Que vont faire les députés de la coalition Yewwi askan wi à laquelle appartient Pastef ? Le projet de loi d’amnistie n’est pas loin d’être un cadeau politique empoisonné, surtout pour ‘’les patriotes’’ contraints par le pouvoir de faire un choix public dont les conséquences impacteront irrémédiablement sa crédibilité morale.
Cette posture, inconfortable et piégeuse à la fois, est amplifiée par l’évidente dissension interne qui traverse la mouvance.
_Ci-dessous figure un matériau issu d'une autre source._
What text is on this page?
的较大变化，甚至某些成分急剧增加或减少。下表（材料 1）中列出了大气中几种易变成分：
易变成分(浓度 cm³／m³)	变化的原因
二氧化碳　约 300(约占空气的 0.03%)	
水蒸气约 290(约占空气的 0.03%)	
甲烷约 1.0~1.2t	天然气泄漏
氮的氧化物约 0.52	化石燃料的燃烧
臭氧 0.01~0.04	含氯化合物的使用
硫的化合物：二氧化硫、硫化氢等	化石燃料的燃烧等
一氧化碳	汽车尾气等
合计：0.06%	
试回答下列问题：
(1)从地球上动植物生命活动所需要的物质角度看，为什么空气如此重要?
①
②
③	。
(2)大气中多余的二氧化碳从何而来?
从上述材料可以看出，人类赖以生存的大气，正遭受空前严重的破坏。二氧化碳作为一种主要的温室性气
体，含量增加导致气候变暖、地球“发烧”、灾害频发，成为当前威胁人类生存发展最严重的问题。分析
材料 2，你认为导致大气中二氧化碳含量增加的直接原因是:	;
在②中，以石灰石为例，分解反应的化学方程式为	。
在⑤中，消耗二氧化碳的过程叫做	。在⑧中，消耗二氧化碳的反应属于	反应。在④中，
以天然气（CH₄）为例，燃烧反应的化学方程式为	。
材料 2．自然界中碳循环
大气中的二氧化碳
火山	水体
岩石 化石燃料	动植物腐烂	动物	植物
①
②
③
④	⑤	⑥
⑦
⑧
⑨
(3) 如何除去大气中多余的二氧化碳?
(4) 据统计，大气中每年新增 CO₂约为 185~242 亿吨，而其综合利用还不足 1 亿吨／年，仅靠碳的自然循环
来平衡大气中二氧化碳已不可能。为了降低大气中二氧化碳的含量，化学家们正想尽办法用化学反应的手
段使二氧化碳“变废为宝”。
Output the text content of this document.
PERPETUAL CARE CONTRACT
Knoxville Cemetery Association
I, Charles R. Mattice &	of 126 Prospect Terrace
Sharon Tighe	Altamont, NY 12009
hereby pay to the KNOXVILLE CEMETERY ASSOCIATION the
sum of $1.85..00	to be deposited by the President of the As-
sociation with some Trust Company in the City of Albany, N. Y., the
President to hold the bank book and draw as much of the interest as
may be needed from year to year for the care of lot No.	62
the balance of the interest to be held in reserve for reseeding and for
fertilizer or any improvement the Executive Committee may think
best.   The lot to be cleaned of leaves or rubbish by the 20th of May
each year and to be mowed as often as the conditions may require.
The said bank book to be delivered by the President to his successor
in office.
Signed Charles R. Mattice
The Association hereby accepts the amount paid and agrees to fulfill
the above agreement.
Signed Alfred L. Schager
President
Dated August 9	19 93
Il y a ceux favorables á la tenue de l’élection présidentielle dans les délais légaux (fixés et rappelés par le Conseil constitutionnel), sous la bannière du mot d’ordre ‘’Diomaye mooy Sonko’’. Il ya ceux qui, de manière diffuse ou affirmée, militent pour une reprise intégrale de tout le processus électoral avec le voeu que Sonko puisse être de la partie pour « porter le projet ».
Depuis le début de la crise le 3 février avec le discours du président Macky Sall, une des tactiques du pouvoir a consisté à établir un lien (de cause à effet) entre l’annulation éventuelle du processus électoral qui repartirait de zéro, et le projet d’amnistie générale qui remettrait Ousmane Sonko dans le jeu présidentiel. Ce lien n’existe pas, ni en fait ni en droit. C’est une perspective brandie pour obtenir de la frange militante de Pastef ‘’génétiquement’’ liée à Ousmane Sonko une adhésion et un soutien tant au « dialogue politique » (qui a vécu) qu’au projet d’amnistie générale (en cours à l’assemblée nationale).
Le pouvoir joue sur l’émotion populaire comme composante d’une entreprise politique de « décrispation » et d’« apaisement », comme souligné dans les motifs du projet d’amnistie générale. Qui chez les militants de Pastef ne souhaite pas que Sonko sorte de prison pour renouer avec la foule de ses partisans et, substantiellement, redevienne l’unique porteur du ‘’projet’’ dans une élection rendue inclusive ?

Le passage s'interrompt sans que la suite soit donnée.